[Expat-discuss] Encoding lower 32 characters

Mon, 30 Apr 2001 16:07:38 -0400

I must be missing something about encoding the lower 32 non-whitespace
US-ASCII characters in an XML file when using expat to read the file.

As I read the XML spec, http://www.w3.org/TR/2000/REC-xml-20001006#charsets
,  it is saying that an XML character is any legal Unicode/UCS character,
and it implies that the lower 32, non-whitespace characters are not legal
Unicode characters. The spec gives the following definition of a legal XML
character:

      Char    ::=    #x9 | #xA | #xD | [#x20-#xD7FF] | [#xE000-#xFFFD] |
[#x10000-#x10FFFF]

/* any Unicode character, excluding the surrogate blocks, FFFE, and FFFF. */

I don't have the Unicode spec handy, but I think Unicode (and by extension
utf-8) is supposed to include all US-ASCII characters as a subset.  Is this
not so?

Since I find it hard to believe that certain US-ASCII characters were
omitted from Unicode, my next guess is that the intent of the XML spec is to
say that those special characters are not valid in an XML file; that a valid
XML file should encode those characters using character references such as
"&#6;" so that they don't appear literally in the file.

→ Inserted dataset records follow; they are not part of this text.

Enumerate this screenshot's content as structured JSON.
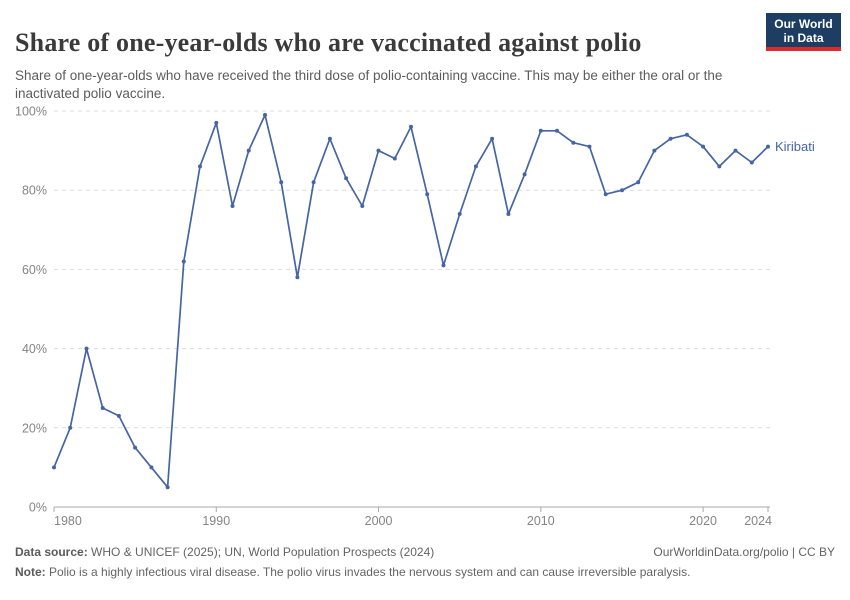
{
  "header": {
    "title": "Share of one-year-olds who are vaccinated against polio",
    "subtitle": "Share of one-year-olds who have received the third dose of polio-containing vaccine. This may be either the oral or the inactivated polio vaccine.",
    "logo": {
      "line1": "Our World",
      "line2": "in Data",
      "bg_color": "#1d3d63",
      "stripe_color": "#dc2a2f"
    }
  },
  "chart_data": {
    "type": "line",
    "title": "Share of one-year-olds who are vaccinated against polio",
    "xlabel": "",
    "ylabel": "",
    "xlim": [
      1980,
      2024
    ],
    "ylim": [
      0,
      100
    ],
    "x_ticks": [
      1980,
      1990,
      2000,
      2010,
      2020,
      2024
    ],
    "y_ticks": [
      0,
      20,
      40,
      60,
      80,
      100
    ],
    "y_unit": "%",
    "grid": "horizontal-dashed",
    "legend": "entity-label-at-line-end",
    "x": [
      1980,
      1981,
      1982,
      1983,
      1984,
      1985,
      1986,
      1987,
      1988,
      1989,
      1990,
      1991,
      1992,
      1993,
      1994,
      1995,
      1996,
      1997,
      1998,
      1999,
      2000,
      2001,
      2002,
      2003,
      2004,
      2005,
      2006,
      2007,
      2008,
      2009,
      2010,
      2011,
      2012,
      2013,
      2014,
      2015,
      2016,
      2017,
      2018,
      2019,
      2020,
      2021,
      2022,
      2023,
      2024
    ],
    "series": [
      {
        "name": "Kiribati",
        "color": "#4565a3",
        "values": [
          10,
          20,
          40,
          25,
          23,
          15,
          10,
          5,
          62,
          86,
          97,
          76,
          90,
          99,
          82,
          58,
          82,
          93,
          83,
          76,
          90,
          88,
          96,
          79,
          61,
          74,
          86,
          93,
          74,
          84,
          95,
          95,
          92,
          91,
          79,
          80,
          82,
          90,
          93,
          94,
          91,
          86,
          90,
          87,
          91
        ]
      }
    ]
  },
  "footer": {
    "source_label": "Data source:",
    "source_text": " WHO & UNICEF (2025); UN, World Population Prospects (2024)",
    "license_text": "OurWorldinData.org/polio | CC BY",
    "note_label": "Note:",
    "note_text": " Polio is a highly infectious viral disease. The polio virus invades the nervous system and can cause irreversible paralysis."
  }
}
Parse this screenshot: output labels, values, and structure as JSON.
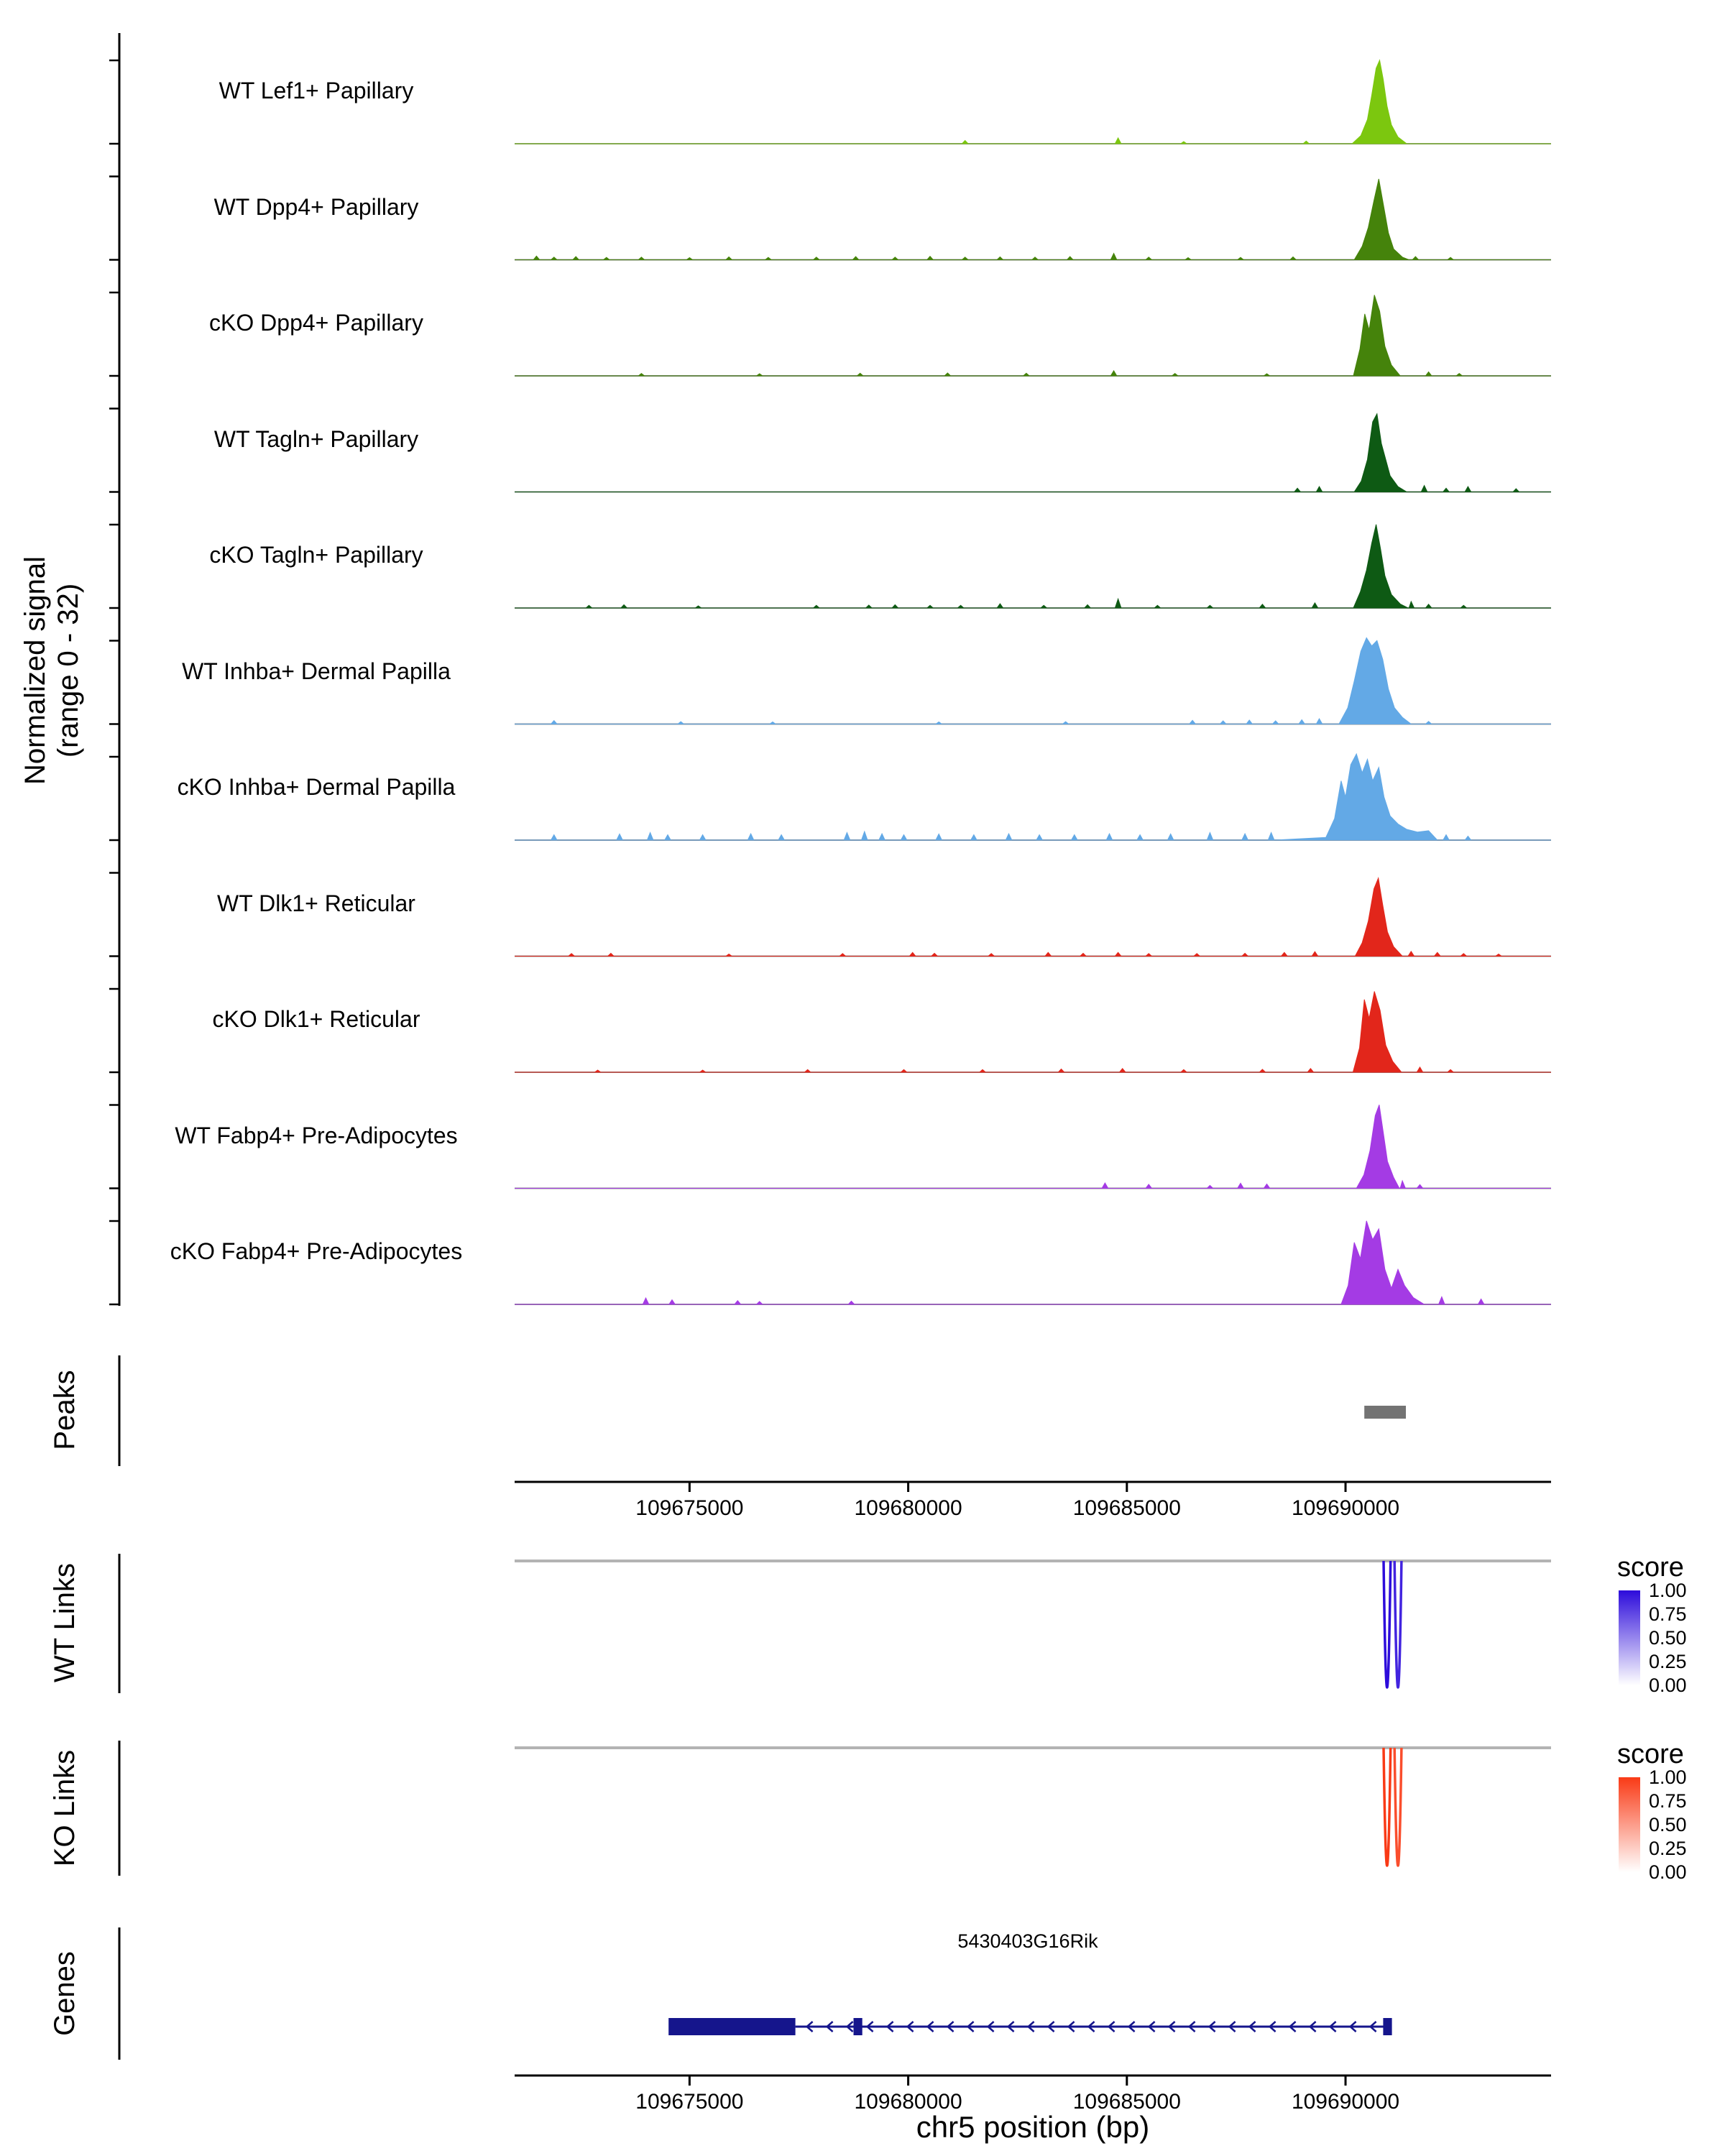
{
  "labels": {
    "y_axis_line1": "Normalized signal",
    "y_axis_line2": "(range 0 - 32)",
    "x_axis_title": "chr5 position (bp)"
  },
  "sections": {
    "peaks": "Peaks",
    "wt_links": "WT Links",
    "ko_links": "KO Links",
    "genes": "Genes"
  },
  "legend": {
    "title": "score",
    "ticks": [
      "1.00",
      "0.75",
      "0.50",
      "0.25",
      "0.00"
    ]
  },
  "chart_data": {
    "type": "area",
    "chrom": "chr5",
    "xlim": [
      109671000,
      109694700
    ],
    "x_ticks": [
      109675000,
      109680000,
      109685000,
      109690000
    ],
    "xlabel": "chr5 position (bp)",
    "ylabel": "Normalized signal (range 0 - 32)",
    "signal_range": [
      0,
      32
    ],
    "tracks": [
      {
        "name": "WT Lef1+ Papillary",
        "color": "#7CC70F",
        "bumps": [
          [
            109681300,
            1.2
          ],
          [
            109684800,
            2.2
          ],
          [
            109686300,
            0.8
          ],
          [
            109689100,
            1.0
          ]
        ],
        "peak": [
          [
            109690150,
            0
          ],
          [
            109690350,
            3
          ],
          [
            109690500,
            9
          ],
          [
            109690600,
            18
          ],
          [
            109690700,
            28
          ],
          [
            109690780,
            31
          ],
          [
            109690860,
            24
          ],
          [
            109690950,
            14
          ],
          [
            109691050,
            7
          ],
          [
            109691200,
            2.5
          ],
          [
            109691400,
            0
          ]
        ]
      },
      {
        "name": "WT Dpp4+ Papillary",
        "color": "#45830B",
        "bumps": [
          [
            109671500,
            1.4
          ],
          [
            109671900,
            1.0
          ],
          [
            109672400,
            1.2
          ],
          [
            109673100,
            0.9
          ],
          [
            109673900,
            1.0
          ],
          [
            109675000,
            0.8
          ],
          [
            109675900,
            1.1
          ],
          [
            109676800,
            0.9
          ],
          [
            109677900,
            1.0
          ],
          [
            109678800,
            1.2
          ],
          [
            109679700,
            1.0
          ],
          [
            109680500,
            1.3
          ],
          [
            109681300,
            1.0
          ],
          [
            109682100,
            1.1
          ],
          [
            109682900,
            1.0
          ],
          [
            109683700,
            1.2
          ],
          [
            109684700,
            2.4
          ],
          [
            109685500,
            1.0
          ],
          [
            109686400,
            0.8
          ],
          [
            109687600,
            0.9
          ],
          [
            109688800,
            1.1
          ],
          [
            109691600,
            1.2
          ],
          [
            109692400,
            0.9
          ]
        ],
        "peak": [
          [
            109690200,
            0
          ],
          [
            109690380,
            5
          ],
          [
            109690520,
            12
          ],
          [
            109690650,
            22
          ],
          [
            109690760,
            30
          ],
          [
            109690870,
            20
          ],
          [
            109690980,
            10
          ],
          [
            109691100,
            4
          ],
          [
            109691300,
            1
          ],
          [
            109691450,
            0
          ]
        ]
      },
      {
        "name": "cKO Dpp4+ Papillary",
        "color": "#45830B",
        "bumps": [
          [
            109673900,
            0.9
          ],
          [
            109676600,
            0.8
          ],
          [
            109678900,
            1.0
          ],
          [
            109680900,
            1.1
          ],
          [
            109682700,
            1.0
          ],
          [
            109684700,
            1.9
          ],
          [
            109686100,
            0.9
          ],
          [
            109688200,
            0.8
          ],
          [
            109691900,
            1.5
          ],
          [
            109692600,
            0.9
          ]
        ],
        "peak": [
          [
            109690180,
            0
          ],
          [
            109690330,
            10
          ],
          [
            109690440,
            23
          ],
          [
            109690540,
            17
          ],
          [
            109690660,
            30
          ],
          [
            109690780,
            24
          ],
          [
            109690900,
            11
          ],
          [
            109691050,
            4
          ],
          [
            109691250,
            0
          ]
        ]
      },
      {
        "name": "WT Tagln+ Papillary",
        "color": "#0E5A14",
        "bumps": [
          [
            109688900,
            1.4
          ],
          [
            109689400,
            2.0
          ],
          [
            109691800,
            2.4
          ],
          [
            109692300,
            1.4
          ],
          [
            109692800,
            2.0
          ],
          [
            109693900,
            1.2
          ]
        ],
        "peak": [
          [
            109690200,
            0
          ],
          [
            109690360,
            4
          ],
          [
            109690500,
            12
          ],
          [
            109690620,
            26
          ],
          [
            109690720,
            29
          ],
          [
            109690820,
            18
          ],
          [
            109690920,
            12
          ],
          [
            109691020,
            6
          ],
          [
            109691200,
            2
          ],
          [
            109691400,
            0
          ]
        ]
      },
      {
        "name": "cKO Tagln+ Papillary",
        "color": "#0E5A14",
        "bumps": [
          [
            109672700,
            1.0
          ],
          [
            109673500,
            1.2
          ],
          [
            109675200,
            0.8
          ],
          [
            109677900,
            1.0
          ],
          [
            109679100,
            1.1
          ],
          [
            109679700,
            1.2
          ],
          [
            109680500,
            1.0
          ],
          [
            109681200,
            1.0
          ],
          [
            109682100,
            1.6
          ],
          [
            109683100,
            1.0
          ],
          [
            109684100,
            1.2
          ],
          [
            109684800,
            3.4
          ],
          [
            109685700,
            1.0
          ],
          [
            109686900,
            1.0
          ],
          [
            109688100,
            1.4
          ],
          [
            109689300,
            1.9
          ],
          [
            109691500,
            2.4
          ],
          [
            109691900,
            1.4
          ],
          [
            109692700,
            1.0
          ]
        ],
        "peak": [
          [
            109690180,
            0
          ],
          [
            109690340,
            6
          ],
          [
            109690480,
            14
          ],
          [
            109690600,
            24
          ],
          [
            109690700,
            31
          ],
          [
            109690800,
            22
          ],
          [
            109690900,
            12
          ],
          [
            109691050,
            5
          ],
          [
            109691250,
            1.5
          ],
          [
            109691450,
            0
          ]
        ]
      },
      {
        "name": "WT Inhba+ Dermal Papilla",
        "color": "#63A9E6",
        "bumps": [
          [
            109671900,
            1.3
          ],
          [
            109674800,
            0.9
          ],
          [
            109676900,
            0.8
          ],
          [
            109680700,
            0.8
          ],
          [
            109683600,
            0.9
          ],
          [
            109686500,
            1.4
          ],
          [
            109687200,
            1.2
          ],
          [
            109687800,
            1.5
          ],
          [
            109688400,
            1.2
          ],
          [
            109689000,
            1.6
          ],
          [
            109689400,
            2.0
          ],
          [
            109691900,
            1.0
          ]
        ],
        "peak": [
          [
            109689850,
            0
          ],
          [
            109690050,
            6
          ],
          [
            109690200,
            16
          ],
          [
            109690350,
            27
          ],
          [
            109690480,
            32
          ],
          [
            109690600,
            29
          ],
          [
            109690720,
            31
          ],
          [
            109690850,
            24
          ],
          [
            109690980,
            13
          ],
          [
            109691120,
            6
          ],
          [
            109691300,
            2.5
          ],
          [
            109691500,
            0
          ]
        ]
      },
      {
        "name": "cKO Inhba+ Dermal Papilla",
        "color": "#63A9E6",
        "bumps": [
          [
            109671900,
            2.0
          ],
          [
            109673400,
            2.3
          ],
          [
            109674100,
            2.8
          ],
          [
            109674500,
            2.0
          ],
          [
            109675300,
            2.0
          ],
          [
            109676400,
            2.4
          ],
          [
            109677100,
            2.0
          ],
          [
            109678600,
            2.8
          ],
          [
            109679000,
            3.2
          ],
          [
            109679400,
            2.4
          ],
          [
            109679900,
            2.0
          ],
          [
            109680700,
            2.3
          ],
          [
            109681500,
            2.0
          ],
          [
            109682300,
            2.4
          ],
          [
            109683000,
            2.0
          ],
          [
            109683800,
            2.0
          ],
          [
            109684600,
            2.4
          ],
          [
            109685300,
            2.0
          ],
          [
            109686000,
            2.3
          ],
          [
            109686900,
            2.8
          ],
          [
            109687700,
            2.4
          ],
          [
            109688300,
            2.8
          ],
          [
            109692300,
            2.0
          ],
          [
            109692800,
            1.5
          ]
        ],
        "peak": [
          [
            109689550,
            1
          ],
          [
            109689750,
            8
          ],
          [
            109689900,
            22
          ],
          [
            109690000,
            16
          ],
          [
            109690120,
            28
          ],
          [
            109690250,
            32
          ],
          [
            109690380,
            25
          ],
          [
            109690500,
            30
          ],
          [
            109690620,
            22
          ],
          [
            109690760,
            27
          ],
          [
            109690880,
            16
          ],
          [
            109691020,
            9
          ],
          [
            109691200,
            6
          ],
          [
            109691400,
            4
          ],
          [
            109691650,
            3
          ],
          [
            109691900,
            3.5
          ],
          [
            109692100,
            0
          ]
        ]
      },
      {
        "name": "WT Dlk1+ Reticular",
        "color": "#E2261B",
        "bumps": [
          [
            109672300,
            1.0
          ],
          [
            109673200,
            1.1
          ],
          [
            109675900,
            0.8
          ],
          [
            109678500,
            1.0
          ],
          [
            109680100,
            1.4
          ],
          [
            109680600,
            1.1
          ],
          [
            109681900,
            1.0
          ],
          [
            109683200,
            1.4
          ],
          [
            109684000,
            1.1
          ],
          [
            109684800,
            1.4
          ],
          [
            109685500,
            1.0
          ],
          [
            109686600,
            1.0
          ],
          [
            109687700,
            1.1
          ],
          [
            109688600,
            1.4
          ],
          [
            109689300,
            1.7
          ],
          [
            109691500,
            1.8
          ],
          [
            109692100,
            1.4
          ],
          [
            109692700,
            1.0
          ],
          [
            109693500,
            0.8
          ]
        ],
        "peak": [
          [
            109690220,
            0
          ],
          [
            109690380,
            5
          ],
          [
            109690520,
            13
          ],
          [
            109690650,
            25
          ],
          [
            109690750,
            29
          ],
          [
            109690850,
            19
          ],
          [
            109690960,
            9
          ],
          [
            109691100,
            3.5
          ],
          [
            109691300,
            0
          ]
        ]
      },
      {
        "name": "cKO Dlk1+ Reticular",
        "color": "#E2261B",
        "bumps": [
          [
            109672900,
            0.8
          ],
          [
            109675300,
            0.8
          ],
          [
            109677700,
            1.0
          ],
          [
            109679900,
            1.0
          ],
          [
            109681700,
            1.0
          ],
          [
            109683500,
            1.2
          ],
          [
            109684900,
            1.4
          ],
          [
            109686300,
            1.0
          ],
          [
            109688100,
            1.1
          ],
          [
            109689200,
            1.4
          ],
          [
            109691700,
            1.9
          ],
          [
            109692400,
            1.0
          ]
        ],
        "peak": [
          [
            109690170,
            0
          ],
          [
            109690320,
            9
          ],
          [
            109690430,
            27
          ],
          [
            109690540,
            20
          ],
          [
            109690660,
            30
          ],
          [
            109690790,
            23
          ],
          [
            109690920,
            10
          ],
          [
            109691080,
            4
          ],
          [
            109691280,
            0
          ]
        ]
      },
      {
        "name": "WT Fabp4+ Pre-Adipocytes",
        "color": "#A43BE4",
        "bumps": [
          [
            109684500,
            2.0
          ],
          [
            109685500,
            1.5
          ],
          [
            109686900,
            1.1
          ],
          [
            109687600,
            1.9
          ],
          [
            109688200,
            1.6
          ],
          [
            109691300,
            2.8
          ],
          [
            109691700,
            1.4
          ]
        ],
        "peak": [
          [
            109690250,
            0
          ],
          [
            109690420,
            5
          ],
          [
            109690560,
            14
          ],
          [
            109690680,
            27
          ],
          [
            109690770,
            31
          ],
          [
            109690860,
            21
          ],
          [
            109690960,
            10
          ],
          [
            109691100,
            4
          ],
          [
            109691250,
            0
          ]
        ]
      },
      {
        "name": "cKO Fabp4+ Pre-Adipocytes",
        "color": "#A43BE4",
        "bumps": [
          [
            109674000,
            2.4
          ],
          [
            109674600,
            1.7
          ],
          [
            109676100,
            1.4
          ],
          [
            109676600,
            1.1
          ],
          [
            109678700,
            1.2
          ],
          [
            109692200,
            2.8
          ],
          [
            109693100,
            2.0
          ]
        ],
        "peak": [
          [
            109689900,
            0
          ],
          [
            109690060,
            7
          ],
          [
            109690200,
            23
          ],
          [
            109690340,
            17
          ],
          [
            109690480,
            31
          ],
          [
            109690620,
            24
          ],
          [
            109690760,
            28
          ],
          [
            109690900,
            13
          ],
          [
            109691050,
            6
          ],
          [
            109691200,
            13
          ],
          [
            109691350,
            7
          ],
          [
            109691550,
            2.5
          ],
          [
            109691800,
            0
          ]
        ]
      }
    ],
    "peaks": [
      {
        "start": 109690430,
        "end": 109691380
      }
    ],
    "peak_color": "#737373",
    "links": {
      "baseline_color": "#B3B3B3",
      "wt_color": "#2D0CDB",
      "ko_color": "#F93A16",
      "wt": [
        {
          "anchor1": 109690870,
          "anchor2": 109691030,
          "score": 1.0
        },
        {
          "anchor1": 109691120,
          "anchor2": 109691280,
          "score": 0.9
        }
      ],
      "ko": [
        {
          "anchor1": 109690870,
          "anchor2": 109691030,
          "score": 1.0
        },
        {
          "anchor1": 109691120,
          "anchor2": 109691280,
          "score": 0.9
        }
      ]
    },
    "gene": {
      "name": "5430403G16Rik",
      "strand": "-",
      "color": "#15158C",
      "start": 109674520,
      "end": 109691060,
      "exons": [
        [
          109674520,
          109677420
        ],
        [
          109678750,
          109678950
        ],
        [
          109690860,
          109691060
        ]
      ]
    }
  }
}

I've tried this, but when I attempt to parse a file containing one of the
special character references using expat, it generates an error indicating
that the character code is illegal.  Is this error message correct, or is
this a bug/misfeature in expat? Is it a bug in the XML spec?  If it's
correct, how can I transmit application data that contains these characters?
Clearly I can create my own application-level escaping mechanism, but
doesn't this defeat the purpose of having an application-independent
standard like XML?

Michael Wissner